Il mercato estivo porta in rossonero Angelo Carbone e il portiere Sebastiano Rossi mentre partono Giovanni Galli e Angelo Colombo. In questa stagione arrivano la seconda Supercoppa UEFA, questa volta a spese della Sampdoria (1-1 a Genova nella gara di andata firmato Mychajlyčenko ed Evani e 2-0 al ritorno a Bologna firmato Gullit e Rijkaard)  e la terza Coppa Intercontinentale (3-0 ai paraguaiani dell’Olimpia Asunción superati a Tokio grazie a una doppietta di Rijkaard e a un gol di Stroppa). Con la vittoria in Giappone il Milan diventa il club europeo più vincente in questa competizione, eguagliando il record assoluto di successi detenuto dalle sudamericane Peñarol e Nacional.

In campionato i rossoneri si portano subito in testa alla classifica con 3 vittorie nelle prime 3 giornate e vi rimangono fino al 28 ottobre 1990, quando la Sampdoria batte il Milan a San Siro e lo supera in classifica. Per il resto del torneo il Milan rimane nelle prime posizioni in classifica chiudendo secondo a pari punti con l’Inter (terza per peggiore differenza reti, +25 contro +27 dei rossoneri) e alle spalle della Sampdoria Campione d’Italia. In questa stagione il bilancio dei derby è di una vittoria e una sconfitta, mentre la Juventus viene battuta in entrambi i match. Alla 32ª giornata i rossoneri si concedono anche una goleada contro il Bologna (6-0).

In Coppa Italia il Milan elimina la Triestina nei sedicesimi di finale (1-0 e 1-1), il Lecce negli ottavi (3-0 e 2-2) e il Bari nei quarti (0-1 e 0-0).

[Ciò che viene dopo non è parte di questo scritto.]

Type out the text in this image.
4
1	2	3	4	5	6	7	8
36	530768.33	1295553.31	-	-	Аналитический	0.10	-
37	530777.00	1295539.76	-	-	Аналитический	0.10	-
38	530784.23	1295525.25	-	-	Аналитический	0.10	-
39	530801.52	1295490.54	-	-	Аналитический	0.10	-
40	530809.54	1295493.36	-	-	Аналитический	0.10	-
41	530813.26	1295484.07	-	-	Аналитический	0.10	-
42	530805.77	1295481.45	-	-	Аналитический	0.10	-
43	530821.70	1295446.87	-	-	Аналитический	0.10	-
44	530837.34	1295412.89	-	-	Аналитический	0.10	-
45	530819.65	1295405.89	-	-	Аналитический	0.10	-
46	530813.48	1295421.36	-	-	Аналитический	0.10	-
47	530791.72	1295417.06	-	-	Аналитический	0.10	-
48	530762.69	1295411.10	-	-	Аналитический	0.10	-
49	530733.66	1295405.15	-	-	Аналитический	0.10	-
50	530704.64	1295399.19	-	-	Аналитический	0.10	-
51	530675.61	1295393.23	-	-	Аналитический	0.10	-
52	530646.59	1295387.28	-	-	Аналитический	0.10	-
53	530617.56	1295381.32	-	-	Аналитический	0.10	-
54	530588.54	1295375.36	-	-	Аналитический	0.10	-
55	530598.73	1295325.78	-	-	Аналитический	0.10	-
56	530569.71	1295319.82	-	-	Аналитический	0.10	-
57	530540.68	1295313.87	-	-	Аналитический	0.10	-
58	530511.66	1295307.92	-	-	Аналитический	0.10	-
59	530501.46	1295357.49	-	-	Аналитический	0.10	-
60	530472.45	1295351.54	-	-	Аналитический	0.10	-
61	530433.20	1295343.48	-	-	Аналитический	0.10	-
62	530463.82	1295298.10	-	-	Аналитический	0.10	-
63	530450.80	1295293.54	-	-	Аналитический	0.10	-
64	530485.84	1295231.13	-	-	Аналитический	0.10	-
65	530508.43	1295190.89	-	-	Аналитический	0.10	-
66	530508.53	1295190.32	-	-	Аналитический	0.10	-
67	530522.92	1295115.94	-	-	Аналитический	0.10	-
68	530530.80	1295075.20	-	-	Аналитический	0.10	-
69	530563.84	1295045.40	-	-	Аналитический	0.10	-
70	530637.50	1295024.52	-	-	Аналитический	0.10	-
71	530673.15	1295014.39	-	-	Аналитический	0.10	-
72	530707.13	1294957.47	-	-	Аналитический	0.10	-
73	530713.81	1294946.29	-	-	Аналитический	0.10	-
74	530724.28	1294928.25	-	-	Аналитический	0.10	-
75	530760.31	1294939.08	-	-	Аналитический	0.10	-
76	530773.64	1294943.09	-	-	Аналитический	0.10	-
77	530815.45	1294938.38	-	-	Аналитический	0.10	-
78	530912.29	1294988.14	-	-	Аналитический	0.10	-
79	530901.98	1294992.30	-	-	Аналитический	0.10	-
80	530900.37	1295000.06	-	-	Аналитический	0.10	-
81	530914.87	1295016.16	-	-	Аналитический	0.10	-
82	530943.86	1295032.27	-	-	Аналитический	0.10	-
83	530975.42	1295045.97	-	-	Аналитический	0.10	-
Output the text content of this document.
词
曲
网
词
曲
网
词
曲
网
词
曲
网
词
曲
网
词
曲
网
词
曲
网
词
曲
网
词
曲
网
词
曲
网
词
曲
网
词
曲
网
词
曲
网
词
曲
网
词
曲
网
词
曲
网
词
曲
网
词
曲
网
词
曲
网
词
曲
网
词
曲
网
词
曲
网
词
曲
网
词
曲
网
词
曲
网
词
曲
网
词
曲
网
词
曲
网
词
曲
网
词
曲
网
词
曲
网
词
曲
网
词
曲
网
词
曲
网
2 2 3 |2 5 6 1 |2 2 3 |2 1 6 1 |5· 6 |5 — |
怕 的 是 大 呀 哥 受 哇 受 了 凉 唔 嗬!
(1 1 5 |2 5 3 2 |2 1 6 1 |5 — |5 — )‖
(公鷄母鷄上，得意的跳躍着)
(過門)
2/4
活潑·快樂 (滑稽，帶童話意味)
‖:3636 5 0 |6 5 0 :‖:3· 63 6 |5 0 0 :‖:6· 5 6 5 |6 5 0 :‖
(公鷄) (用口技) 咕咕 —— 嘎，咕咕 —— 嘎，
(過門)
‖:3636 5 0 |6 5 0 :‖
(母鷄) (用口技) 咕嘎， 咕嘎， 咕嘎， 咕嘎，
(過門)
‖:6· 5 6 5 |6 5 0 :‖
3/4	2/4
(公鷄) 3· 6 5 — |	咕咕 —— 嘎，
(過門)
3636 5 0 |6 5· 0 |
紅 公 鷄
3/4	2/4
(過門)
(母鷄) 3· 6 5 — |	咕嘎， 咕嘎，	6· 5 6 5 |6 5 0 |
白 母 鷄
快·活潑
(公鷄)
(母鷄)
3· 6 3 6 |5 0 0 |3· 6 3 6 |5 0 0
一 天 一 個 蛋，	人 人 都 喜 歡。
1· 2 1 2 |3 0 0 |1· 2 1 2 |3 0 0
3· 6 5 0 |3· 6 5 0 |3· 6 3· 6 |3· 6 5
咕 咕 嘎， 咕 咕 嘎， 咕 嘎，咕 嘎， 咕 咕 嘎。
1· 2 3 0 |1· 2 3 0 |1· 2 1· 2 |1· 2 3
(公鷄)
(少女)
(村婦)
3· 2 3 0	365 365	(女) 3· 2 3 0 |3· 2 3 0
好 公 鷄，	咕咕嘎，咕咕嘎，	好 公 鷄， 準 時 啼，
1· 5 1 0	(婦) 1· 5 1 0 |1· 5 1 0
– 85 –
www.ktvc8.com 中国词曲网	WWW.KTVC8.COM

In semifinale si trova opposto alla Roma che, dopo il pareggio a reti inviolate del Meazza, batte ed elimina il Milan grazie all’1-0 ottenuto all’Olimpico (autogol di Marco van Basten).

In Coppa dei Campioni il Milan, campione in carica, non disputa il primo turno ma entra nella competizione negli ottavi di finale,dove affronta i belgi del Club Bruges. I rossoneri passano il turno pareggiando 0-0 a Milano e vincendo 1-0 a Bruges, grazie a una rete di Angelo Carbone. Nei quarti di finale la squadra milanese viene eliminata dall’Olympique Marsiglia che, dopo il pareggio per 1-1 a Meazza, vince a tavolino la gara di ritorno al Vélodrome di Marsiglia per 3-0. Il risultato a tavolino in favore dei marsigliesi, che già vincevano l’incontro per 1-0, viene deciso dalla UEFA a seguito del rifiuto dei rossoneri di continuare la gara dopo il momentaneo spegnimento di uno dei riflettori dello stadio. l’amministratore delegato Adriano Galliani fa uscire i giocatori dal campo in segno di protesta, motivando il gesto con l’impossibilità, a sua detta, di continuare a giocare per via della scarsa visibilità. Malgrado la funzionalità del riflettore sia poi ripristinata, il Milan non torna in campo. Per questo episodio il Milan viene poi squalificato per un anno dalle competizioni europee.

Dopo quattro stagioni di successi, Arrigo Sacchi lascia la panchina del Milan per diventare Commissario tecnico della Nazionale italiana.